Private high school in Baguio, Philippines

The University of Baguio Science High School (UBSHS) is a private, nonsectarian science high school. It is the science department of the University of Baguio and was founded in 1963, predating the Philippine Science High School which was established in 1964. The school is considered a pioneer among private science high schools in Asia.

==History==
In 1963, a special examination was administered to sixth grade students from the City. The passers of this exam were put in a Special Science Scholars Section (SSSS). This promulgated an annual scholarship examination that formally established the UB Science High School as an institution of specialized secondary education. The school's pioneer batch graduated in 1967.

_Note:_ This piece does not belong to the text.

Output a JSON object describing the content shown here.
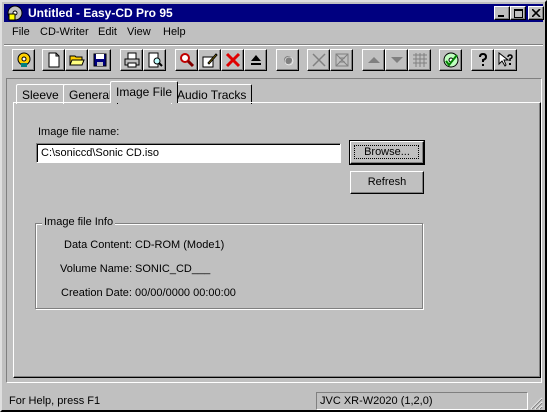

In 1970, the school received its legal recognition.

With the implementation of the K to 12 program in 2013, the school has since established the Senior High School department which exclusively offers the Academic Track with the following strands: Science, Technology, Engineering & Mathematics (STEM), Accountancy, Business & Management (ABM), and Humanities & Social Sciences (HUMSS).